Is the mumbling dangerous?

It wasn’t just Alan Posener who took the break for that reason in the world” in terms of content: “He only stumbled once: namely when he tried to say that a violation of the territorial integrity and sovereignty of Ukraine would entail a high price,” writes the journalist, interpreting the stumble as a “Freudian slip”. Chancellor knows that the integrity and sovereignty of Ukraine has long been violated.

Is Scholz’s mumbling, the “Scholzomat”, a risk for traffic lights – or even for Germany? The media are hysterical by nature and therefore the opposite of Scholz. He is known to be a rower, he even staged himself on a water ergometer, in a slightly oblique allusion to Frank Underwood in “House of Cards”. “But you know what takes real courage? It’s brave to keep your mouth shut, no matter how you feel about it,” he once said.

What Scholz could help now is praise from one elder statesman. “He can do it” by Helmut Schmidt or something like that would be ideal, like back then Peer Steinbruck, but Schmidt is prevented. A smaller caliber (Gerhard Schröder) will not help.
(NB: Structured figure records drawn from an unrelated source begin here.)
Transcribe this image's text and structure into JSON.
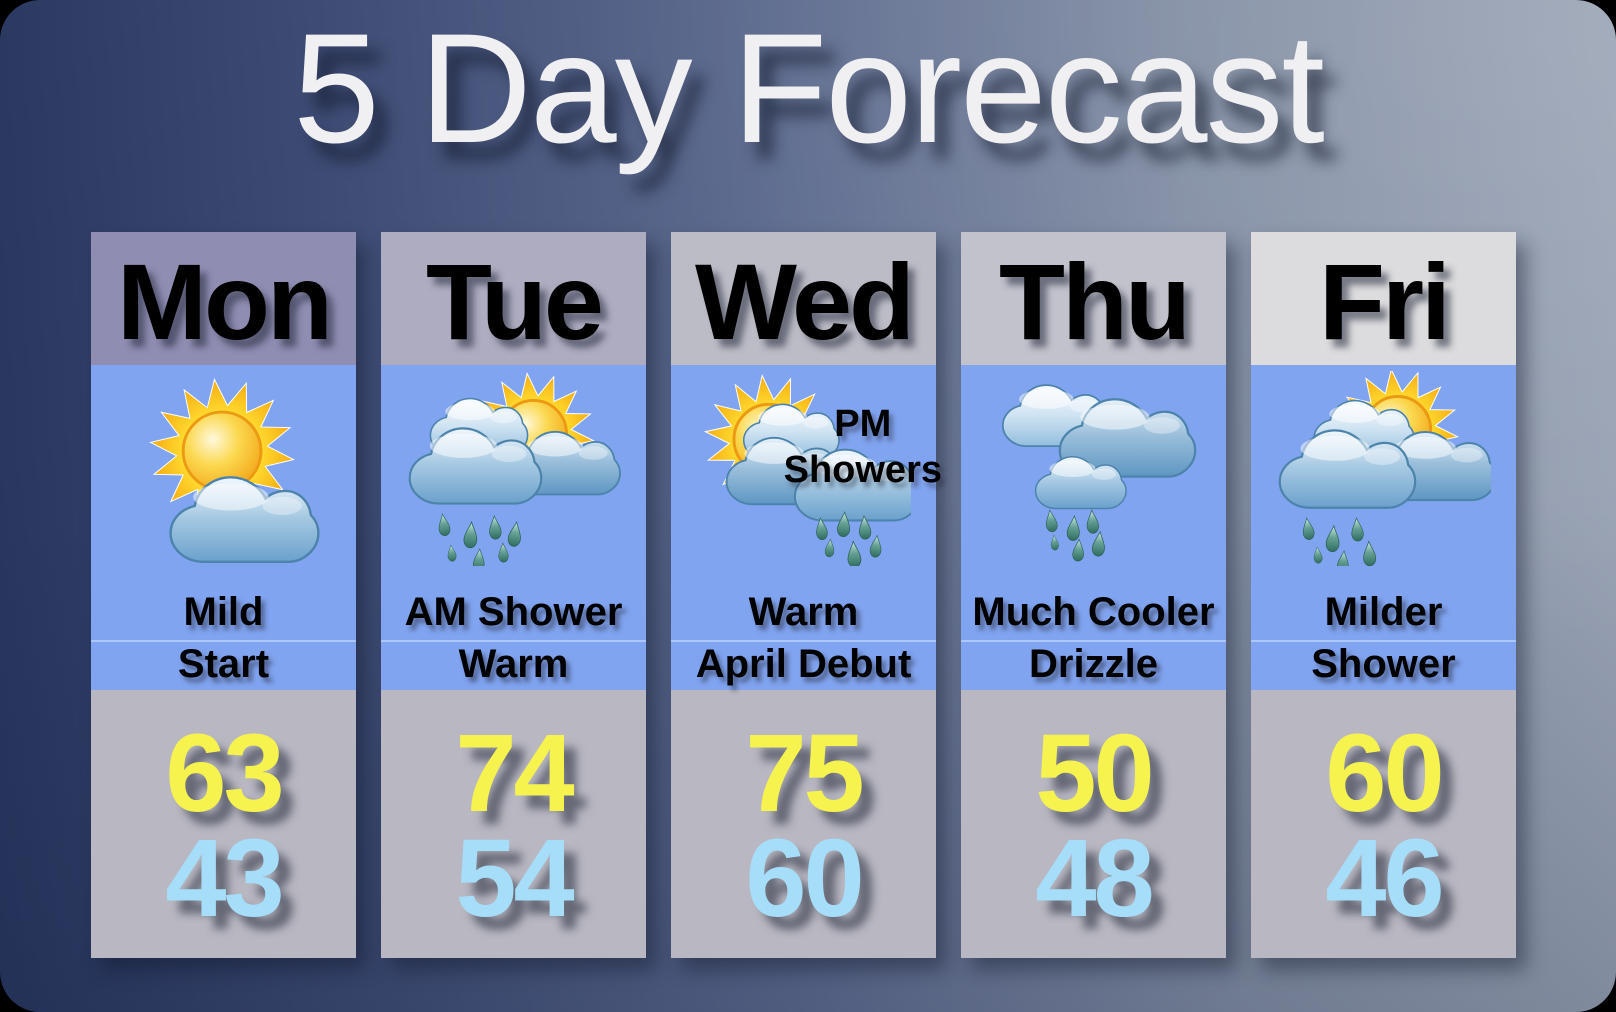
{
  "title": "5 Day Forecast",
  "colors": {
    "sky_panel": "#81a4f0",
    "temps_panel": "#b9b8c2",
    "high_temp": "#f6f34e",
    "low_temp": "#a6ddf8"
  },
  "columns": [
    {
      "day": "Mon",
      "header_bg": "#8f8db2",
      "icon": "sun-behind-cloud-icon",
      "desc_line1": "Mild",
      "desc_line2": "Start",
      "high": "63",
      "low": "43"
    },
    {
      "day": "Tue",
      "header_bg": "#aeacc0",
      "icon": "sun-clouds-rain-icon",
      "desc_line1": "AM Shower",
      "desc_line2": "Warm",
      "high": "74",
      "low": "54"
    },
    {
      "day": "Wed",
      "header_bg": "#bcbcc6",
      "icon": "sun-clouds-rain-icon",
      "icon_label_line1": "PM",
      "icon_label_line2": "Showers",
      "desc_line1": "Warm",
      "desc_line2": "April Debut",
      "high": "75",
      "low": "60"
    },
    {
      "day": "Thu",
      "header_bg": "#c2c2cc",
      "icon": "rain-clouds-icon",
      "desc_line1": "Much Cooler",
      "desc_line2": "Drizzle",
      "high": "50",
      "low": "48"
    },
    {
      "day": "Fri",
      "header_bg": "#dcdcde",
      "icon": "sun-clouds-rain-icon",
      "desc_line1": "Milder",
      "desc_line2": "Shower",
      "high": "60",
      "low": "46"
    }
  ],
  "chart_data": {
    "type": "table",
    "title": "5 Day Forecast",
    "categories": [
      "Mon",
      "Tue",
      "Wed",
      "Thu",
      "Fri"
    ],
    "series": [
      {
        "name": "High",
        "values": [
          63,
          74,
          75,
          50,
          60
        ]
      },
      {
        "name": "Low",
        "values": [
          43,
          54,
          60,
          48,
          46
        ]
      },
      {
        "name": "Conditions",
        "values": [
          "Mild Start",
          "AM Shower, Warm",
          "Warm, April Debut, PM Showers",
          "Much Cooler, Drizzle",
          "Milder, Shower"
        ]
      }
    ],
    "legend_position": "none",
    "grid": false
  }
}
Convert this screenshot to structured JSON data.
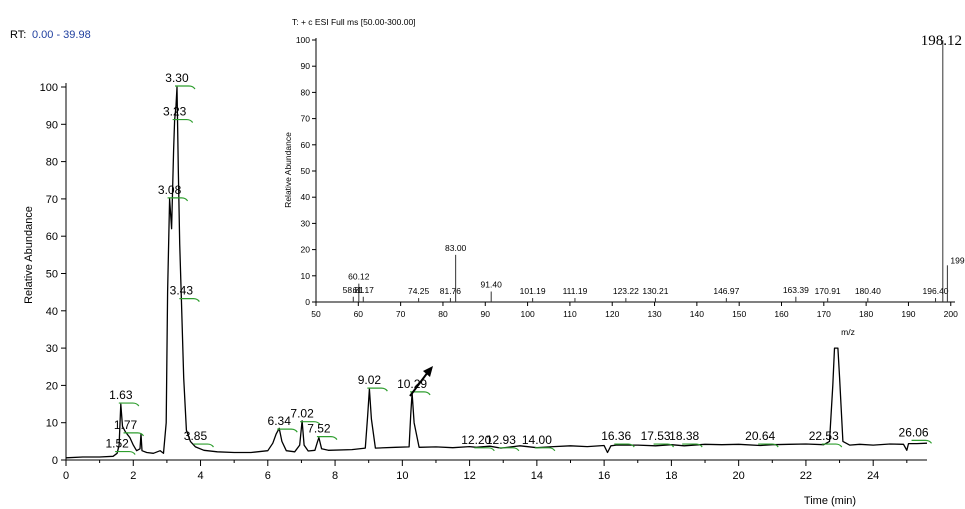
{
  "header": {
    "rt_prefix": "RT:",
    "rt_range": "0.00 - 39.98"
  },
  "colors": {
    "trace": "#000000",
    "peak_marker": "#2e9e2e",
    "rt_range_text": "#1f3f9f"
  },
  "chart_data": [
    {
      "type": "line",
      "xlabel": "Time (min)",
      "ylabel": "Relative Abundance",
      "xlim": [
        0,
        25.6
      ],
      "ylim": [
        0,
        100
      ],
      "xticks": [
        0,
        2,
        4,
        6,
        8,
        10,
        12,
        14,
        16,
        18,
        20,
        22,
        24
      ],
      "yticks": [
        0,
        10,
        20,
        30,
        40,
        50,
        60,
        70,
        80,
        90,
        100
      ],
      "grid": false,
      "peaks": [
        {
          "label": "1.52",
          "x": 1.52,
          "y": 2
        },
        {
          "label": "1.63",
          "x": 1.63,
          "y": 15
        },
        {
          "label": "1.77",
          "x": 1.77,
          "y": 7
        },
        {
          "label": "3.08",
          "x": 3.08,
          "y": 70
        },
        {
          "label": "3.23",
          "x": 3.23,
          "y": 91
        },
        {
          "label": "3.30",
          "x": 3.3,
          "y": 100
        },
        {
          "label": "3.43",
          "x": 3.43,
          "y": 43
        },
        {
          "label": "3.85",
          "x": 3.85,
          "y": 4
        },
        {
          "label": "6.34",
          "x": 6.34,
          "y": 8
        },
        {
          "label": "7.02",
          "x": 7.02,
          "y": 10
        },
        {
          "label": "7.52",
          "x": 7.52,
          "y": 6
        },
        {
          "label": "9.02",
          "x": 9.02,
          "y": 19
        },
        {
          "label": "10.29",
          "x": 10.29,
          "y": 18
        },
        {
          "label": "12.20",
          "x": 12.2,
          "y": 3
        },
        {
          "label": "12.93",
          "x": 12.93,
          "y": 3
        },
        {
          "label": "14.00",
          "x": 14.0,
          "y": 3
        },
        {
          "label": "16.36",
          "x": 16.36,
          "y": 4
        },
        {
          "label": "17.53",
          "x": 17.53,
          "y": 4
        },
        {
          "label": "18.38",
          "x": 18.38,
          "y": 4
        },
        {
          "label": "20.64",
          "x": 20.64,
          "y": 4
        },
        {
          "label": "22.53",
          "x": 22.53,
          "y": 4
        },
        {
          "label": "26.06",
          "x": 25.2,
          "y": 5
        }
      ],
      "trace": [
        [
          0,
          0.6
        ],
        [
          0.5,
          0.8
        ],
        [
          1.0,
          0.8
        ],
        [
          1.4,
          1.0
        ],
        [
          1.52,
          1.8
        ],
        [
          1.58,
          4
        ],
        [
          1.63,
          15
        ],
        [
          1.68,
          9
        ],
        [
          1.77,
          7.5
        ],
        [
          1.9,
          6
        ],
        [
          2.0,
          4
        ],
        [
          2.1,
          2.5
        ],
        [
          2.2,
          3
        ],
        [
          2.23,
          7
        ],
        [
          2.26,
          2.5
        ],
        [
          2.4,
          2
        ],
        [
          2.6,
          1.8
        ],
        [
          2.8,
          2.5
        ],
        [
          2.9,
          1.8
        ],
        [
          2.98,
          10
        ],
        [
          3.02,
          45
        ],
        [
          3.08,
          70
        ],
        [
          3.14,
          62
        ],
        [
          3.2,
          83
        ],
        [
          3.23,
          91
        ],
        [
          3.27,
          95
        ],
        [
          3.3,
          100
        ],
        [
          3.34,
          78
        ],
        [
          3.38,
          58
        ],
        [
          3.43,
          43
        ],
        [
          3.5,
          22
        ],
        [
          3.58,
          8
        ],
        [
          3.7,
          5
        ],
        [
          3.85,
          3.5
        ],
        [
          4.1,
          2.6
        ],
        [
          4.5,
          2.2
        ],
        [
          5.0,
          2.0
        ],
        [
          5.5,
          2.0
        ],
        [
          6.0,
          2.5
        ],
        [
          6.15,
          4.5
        ],
        [
          6.25,
          7
        ],
        [
          6.34,
          8.5
        ],
        [
          6.42,
          5
        ],
        [
          6.55,
          2.5
        ],
        [
          6.8,
          2.2
        ],
        [
          6.95,
          4
        ],
        [
          7.02,
          10.5
        ],
        [
          7.08,
          4
        ],
        [
          7.2,
          2.4
        ],
        [
          7.4,
          2.6
        ],
        [
          7.48,
          5
        ],
        [
          7.52,
          6
        ],
        [
          7.6,
          3
        ],
        [
          7.8,
          2.6
        ],
        [
          8.5,
          2.8
        ],
        [
          8.9,
          3.2
        ],
        [
          8.97,
          12
        ],
        [
          9.02,
          19
        ],
        [
          9.08,
          11
        ],
        [
          9.2,
          3.2
        ],
        [
          9.8,
          3.4
        ],
        [
          10.2,
          3.5
        ],
        [
          10.25,
          12
        ],
        [
          10.29,
          18
        ],
        [
          10.35,
          10
        ],
        [
          10.5,
          3.4
        ],
        [
          11.0,
          3.5
        ],
        [
          11.5,
          3.3
        ],
        [
          12.0,
          3.6
        ],
        [
          12.2,
          3.4
        ],
        [
          12.6,
          3.7
        ],
        [
          12.93,
          3.2
        ],
        [
          13.5,
          3.8
        ],
        [
          14.0,
          3.3
        ],
        [
          14.5,
          3.6
        ],
        [
          15.0,
          3.8
        ],
        [
          15.5,
          3.6
        ],
        [
          16.0,
          3.9
        ],
        [
          16.1,
          2.0
        ],
        [
          16.2,
          3.8
        ],
        [
          16.36,
          4.0
        ],
        [
          17.0,
          4.0
        ],
        [
          17.53,
          3.8
        ],
        [
          18.0,
          4.1
        ],
        [
          18.38,
          3.8
        ],
        [
          19.0,
          4.2
        ],
        [
          19.5,
          4.1
        ],
        [
          20.0,
          4.2
        ],
        [
          20.64,
          3.9
        ],
        [
          21.0,
          4.1
        ],
        [
          21.5,
          4.2
        ],
        [
          22.0,
          4.3
        ],
        [
          22.53,
          4.1
        ],
        [
          22.7,
          5
        ],
        [
          22.8,
          20
        ],
        [
          22.85,
          30
        ],
        [
          22.9,
          30
        ],
        [
          22.95,
          30
        ],
        [
          23.0,
          22
        ],
        [
          23.1,
          5
        ],
        [
          23.3,
          4.0
        ],
        [
          23.6,
          4.2
        ],
        [
          24.0,
          4.0
        ],
        [
          24.5,
          4.3
        ],
        [
          24.9,
          4.2
        ],
        [
          25.0,
          2.6
        ],
        [
          25.05,
          4.4
        ],
        [
          25.3,
          4.4
        ],
        [
          25.6,
          4.5
        ]
      ]
    },
    {
      "type": "bar",
      "title": "T: + c ESI Full ms [50.00-300.00]",
      "xlabel": "m/z",
      "ylabel": "Relative Abundance",
      "xlim": [
        50,
        201
      ],
      "ylim": [
        0,
        100
      ],
      "xticks": [
        50,
        60,
        70,
        80,
        90,
        100,
        110,
        120,
        130,
        140,
        150,
        160,
        170,
        180,
        190,
        200
      ],
      "yticks": [
        0,
        10,
        20,
        30,
        40,
        50,
        60,
        70,
        80,
        90,
        100
      ],
      "peaks": [
        {
          "label": "58.81",
          "mz": 58.81,
          "y": 2
        },
        {
          "label": "60.12",
          "mz": 60.12,
          "y": 7
        },
        {
          "label": "61.17",
          "mz": 61.17,
          "y": 2
        },
        {
          "label": "74.25",
          "mz": 74.25,
          "y": 1.5
        },
        {
          "label": "81.76",
          "mz": 81.76,
          "y": 1.5
        },
        {
          "label": "83.00",
          "mz": 83.0,
          "y": 18
        },
        {
          "label": "91.40",
          "mz": 91.4,
          "y": 4
        },
        {
          "label": "101.19",
          "mz": 101.19,
          "y": 1.5
        },
        {
          "label": "111.19",
          "mz": 111.19,
          "y": 1.5
        },
        {
          "label": "123.22",
          "mz": 123.22,
          "y": 1.5
        },
        {
          "label": "130.21",
          "mz": 130.21,
          "y": 1.5
        },
        {
          "label": "146.97",
          "mz": 146.97,
          "y": 1.5
        },
        {
          "label": "163.39",
          "mz": 163.39,
          "y": 2
        },
        {
          "label": "170.91",
          "mz": 170.91,
          "y": 1.5
        },
        {
          "label": "180.40",
          "mz": 180.4,
          "y": 1.5
        },
        {
          "label": "196.40",
          "mz": 196.4,
          "y": 1.5
        },
        {
          "label": "198.12",
          "mz": 198.12,
          "y": 100
        },
        {
          "label": "199",
          "mz": 199.2,
          "y": 14
        }
      ]
    }
  ]
}
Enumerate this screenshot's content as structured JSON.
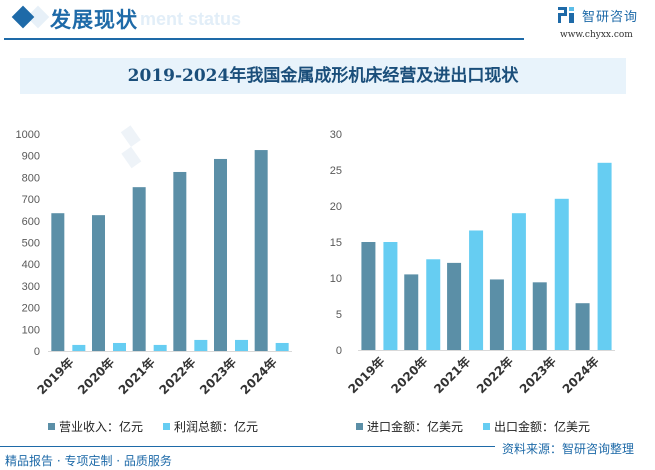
{
  "header": {
    "title": "发展现状",
    "ghost_text": "ment status",
    "brand_name": "智研咨询",
    "brand_url": "www.chyxx.com"
  },
  "main_title": "2019-2024年我国金属成形机床经营及进出口现状",
  "colors": {
    "dark": "#5b8fa7",
    "light": "#66cdf2",
    "accent": "#1e6aa8"
  },
  "chart_data": [
    {
      "type": "bar",
      "title": "",
      "categories": [
        "2019年",
        "2020年",
        "2021年",
        "2022年",
        "2023年",
        "2024年"
      ],
      "series": [
        {
          "name": "营业收入：亿元",
          "values": [
            635,
            626,
            755,
            825,
            885,
            926
          ]
        },
        {
          "name": "利润总额：亿元",
          "values": [
            28,
            37,
            28,
            51,
            51,
            37
          ]
        }
      ],
      "yticks": [
        "0",
        "100",
        "200",
        "300",
        "400",
        "500",
        "600",
        "700",
        "800",
        "900",
        "1000"
      ],
      "ylim": [
        0,
        1000
      ],
      "legend": "bottom",
      "grid": false
    },
    {
      "type": "bar",
      "title": "",
      "categories": [
        "2019年",
        "2020年",
        "2021年",
        "2022年",
        "2023年",
        "2024年"
      ],
      "series": [
        {
          "name": "进口金额：亿美元",
          "values": [
            15.0,
            10.5,
            12.1,
            9.8,
            9.4,
            6.5
          ]
        },
        {
          "name": "出口金额：亿美元",
          "values": [
            15.0,
            12.6,
            16.6,
            19.0,
            21.0,
            26.0
          ]
        }
      ],
      "yticks": [
        "0",
        "5",
        "10",
        "15",
        "20",
        "25",
        "30"
      ],
      "ylim": [
        0,
        30
      ],
      "legend": "bottom",
      "grid": false
    }
  ],
  "footer": {
    "left": "精品报告 · 专项定制 · 品质服务",
    "right": "资料来源：智研咨询整理"
  }
}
Scholz needs the diplomatic breakthrough

A word of power from the chancellor in other matters would look good, so a smokescreen, but in pandemic matters he will not be able to assert himself against obstructions such as Winfried Kretschmann and the confusion of jurisdiction. Smaller topics would scarcely make an impression.

The greatest success, a Scholzian success, would be a diplomatic breakthrough in the Ukraine crisis. It would be typical, as Scholz could share laurels with his foreign minister, Annalena Baerbock. Let others shine, that’s what he had promised. A doer in secret, not a stage pig. But the dispute over television channels that has now also flared up with Russia does not bode well.

Scholz will probably have to row against the loss of authority for a while.